Marie-Pierre de La Gontrie, nous sommes dans une période particulière post-États généraux de la justice, qui prônaient une vision de l'institution à 360°. Pour le moment, le budget est entre deux eaux parce qu'il est difficile de faire de la planification budgétaire tant qu'on ne connaît pas les réformes qui seront engagées. Le projet de loi de finances se contente d'essayer de rattraper les conséquences de plusieurs années de décrochage budgétaire.
Dany Wattebled, vous pointez une difficulté essentielle : l'embauche de contractuels qui appartiennent à des statuts très variés peut poser des difficultés en juridiction. À titre d'exemple, en audition, l'association des juristes assistants de magistrats nous a ainsi indiqué qu'il était très difficile, pour ces personnels, de trouver leur place parmi les professionnels qui travaillent avec les magistrats, alors qu'aucune doctrine sur une véritable « équipe du magistrat » n'existe encore. Pour répondre à votre question, les juristes assistants sont titulaires d'un master ou d'un doctorat avec deux ans d'expérience professionnelle dans le domaine juridique.
Aujourd'hui, ce qui importe, c'est de structurer les équipes autour du juge. Il est donc nécessaire de procéder à une réorganisation structurelle au-delà de la hausse ponctuelle des moyens humains. Les embauches doivent être pérennes. Le recours systématique aux agents contractuels n'est pas la solution, même si les postes sont pérennisés. On constate que certains des agents contractuels ont été recrutés sur des postes de communicants ou pour servir de relais avec les élus locaux. Or, ces postes ne sont pas au coeur de l'action de la justice judiciaire, ce qui peut interroger.
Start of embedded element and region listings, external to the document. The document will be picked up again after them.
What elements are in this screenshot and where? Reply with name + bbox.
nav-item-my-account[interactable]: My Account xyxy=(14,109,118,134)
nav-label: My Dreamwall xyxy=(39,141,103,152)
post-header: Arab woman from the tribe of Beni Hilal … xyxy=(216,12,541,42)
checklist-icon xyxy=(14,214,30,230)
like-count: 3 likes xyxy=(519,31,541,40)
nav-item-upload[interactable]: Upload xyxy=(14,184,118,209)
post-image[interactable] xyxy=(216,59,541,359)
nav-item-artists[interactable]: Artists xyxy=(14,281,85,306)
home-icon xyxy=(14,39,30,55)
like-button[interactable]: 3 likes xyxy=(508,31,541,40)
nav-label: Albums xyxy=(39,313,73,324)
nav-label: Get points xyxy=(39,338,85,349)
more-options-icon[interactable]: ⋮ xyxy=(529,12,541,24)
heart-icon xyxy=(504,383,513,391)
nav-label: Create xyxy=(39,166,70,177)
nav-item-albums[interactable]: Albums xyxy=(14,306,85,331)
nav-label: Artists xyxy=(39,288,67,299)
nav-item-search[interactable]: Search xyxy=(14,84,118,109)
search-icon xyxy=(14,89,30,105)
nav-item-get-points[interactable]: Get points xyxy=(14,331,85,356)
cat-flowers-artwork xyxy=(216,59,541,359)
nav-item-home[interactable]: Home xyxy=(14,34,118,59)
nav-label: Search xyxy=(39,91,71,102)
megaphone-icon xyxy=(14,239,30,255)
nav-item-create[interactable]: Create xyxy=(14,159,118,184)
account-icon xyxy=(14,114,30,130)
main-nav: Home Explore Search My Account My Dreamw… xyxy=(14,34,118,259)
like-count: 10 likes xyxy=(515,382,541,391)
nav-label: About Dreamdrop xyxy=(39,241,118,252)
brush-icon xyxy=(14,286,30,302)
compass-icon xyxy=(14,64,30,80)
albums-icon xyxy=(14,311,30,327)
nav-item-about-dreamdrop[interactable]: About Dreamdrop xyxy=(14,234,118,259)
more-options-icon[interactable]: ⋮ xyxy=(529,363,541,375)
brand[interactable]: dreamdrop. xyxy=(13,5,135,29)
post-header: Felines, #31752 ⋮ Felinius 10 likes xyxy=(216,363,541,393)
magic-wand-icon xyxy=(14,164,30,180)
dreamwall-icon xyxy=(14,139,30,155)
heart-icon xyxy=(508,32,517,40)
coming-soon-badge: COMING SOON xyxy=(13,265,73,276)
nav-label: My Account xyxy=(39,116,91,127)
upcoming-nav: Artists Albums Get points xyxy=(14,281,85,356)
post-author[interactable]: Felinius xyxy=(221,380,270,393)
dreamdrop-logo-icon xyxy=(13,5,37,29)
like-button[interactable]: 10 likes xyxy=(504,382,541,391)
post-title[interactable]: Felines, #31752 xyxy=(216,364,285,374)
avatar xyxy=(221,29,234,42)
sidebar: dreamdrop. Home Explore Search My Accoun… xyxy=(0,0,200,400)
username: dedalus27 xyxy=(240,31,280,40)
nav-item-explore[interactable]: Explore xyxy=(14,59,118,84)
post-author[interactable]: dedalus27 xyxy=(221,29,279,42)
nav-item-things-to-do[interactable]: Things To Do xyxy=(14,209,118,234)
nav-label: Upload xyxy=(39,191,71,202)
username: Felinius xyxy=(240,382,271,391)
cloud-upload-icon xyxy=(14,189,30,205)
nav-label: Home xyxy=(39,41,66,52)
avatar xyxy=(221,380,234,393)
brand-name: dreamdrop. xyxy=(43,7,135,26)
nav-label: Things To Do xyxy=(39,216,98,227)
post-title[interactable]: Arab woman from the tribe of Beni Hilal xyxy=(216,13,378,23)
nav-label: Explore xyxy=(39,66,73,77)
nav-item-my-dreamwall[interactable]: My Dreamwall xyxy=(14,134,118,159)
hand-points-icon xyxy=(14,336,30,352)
Je ne peux malheureusement pas répondre de manière précise à la question d'Alain Marc sur l'évolution des délais de paiement de l'aide juridictionnelle. Ces délais ont toutefois vocation à s'améliorer avec la mise en place du nouveau système d'information de l'aide juridictionnelle (SIAJ).
Muriel Jourda, vous parlez du paradoxe entre l'allongement des délais de jugement et la diminution des stocks. Vous avez raison : les deux vont de pair. L'allongement des délais de jugement a pour corollaire le vieillissement du stock d'affaires à traiter. Je vous ai donné l'exemple du civil, où le stock a « vieilli » en dix ans, en passant de 13 à 18 mois. Ce que le garde des Sceaux nous a indiqué, c'est que grâce notamment au recrutement de contractuels ces dernières années, ce stock avait commencé à diminuer entre 2021 et 2022, de 13 %. Les dossiers qui restent en stock sont d'ailleurs souvent les plus complexes. Cette situation est d'autant plus préoccupante que la procédure pénale a tendance à se complexifier d'année en année.
Philippe Bas, il est effectivement nécessaire d'améliorer l'évaluation des besoins de l'institution. Le garde des Sceaux nous a indiqué que le travail sur l'évaluation de la charge de travail des magistrats devrait être achevé avant la fin de l'année. Les magistrats que nous avons entendus sont associés à ce travail et plutôt satisfaits de cette démarche qu'ils appelaient de leurs voeux depuis longtemps. Nous attendons toutefois d'en voir le résultat. En ce qui concerne les greffiers, l'évaluation se fait par le biais d'Outilgreffe, une application qui ne permet qu'une appréciation quantitative et non pas qualitative. Si cet outil a le mérite d'exister, il faudrait aussi pouvoir le faire évoluer.
Comme vous, nous déplorons chaque année la sous-consommation des crédits d'investissement. Cette situation est liée à la structure même de l'ingénierie du ministère de la justice qui est mauvais gestionnaire de patrimoine et mauvais conducteur de travaux. C'est aussi le cas pour les investissements en informatique, par exemple. Les effectifs des fonctions support sont progressivement renforcés pour disposer de réelles compétences en matière de gestion de projets immobiliers ou informatiques. On nous explique aussi souvent que les projets de construction d'établissements pénitentiaires sont freinés par la résistance des élus locaux mais il s'agit plutôt, à mon sens, d'une incapacité du ministère à prendre en main ces sujets.
Sur la question de la prise en charge des personnes radicalisées dans les établissements pénitentiaires, je laisserai Alain Marc vous répondre car ce sujet relève du budget de l'administration pénitentiaire.
Concernant la formation des étudiants, je partage l'avis de Brigitte Lherbier : il convient de multiplier les liens entre l'institution judiciaire et la formation initiale et continue. Il me semble également indispensable de favoriser l'apprentissage en milieu judiciaire qui en est aujourd'hui complètement absent.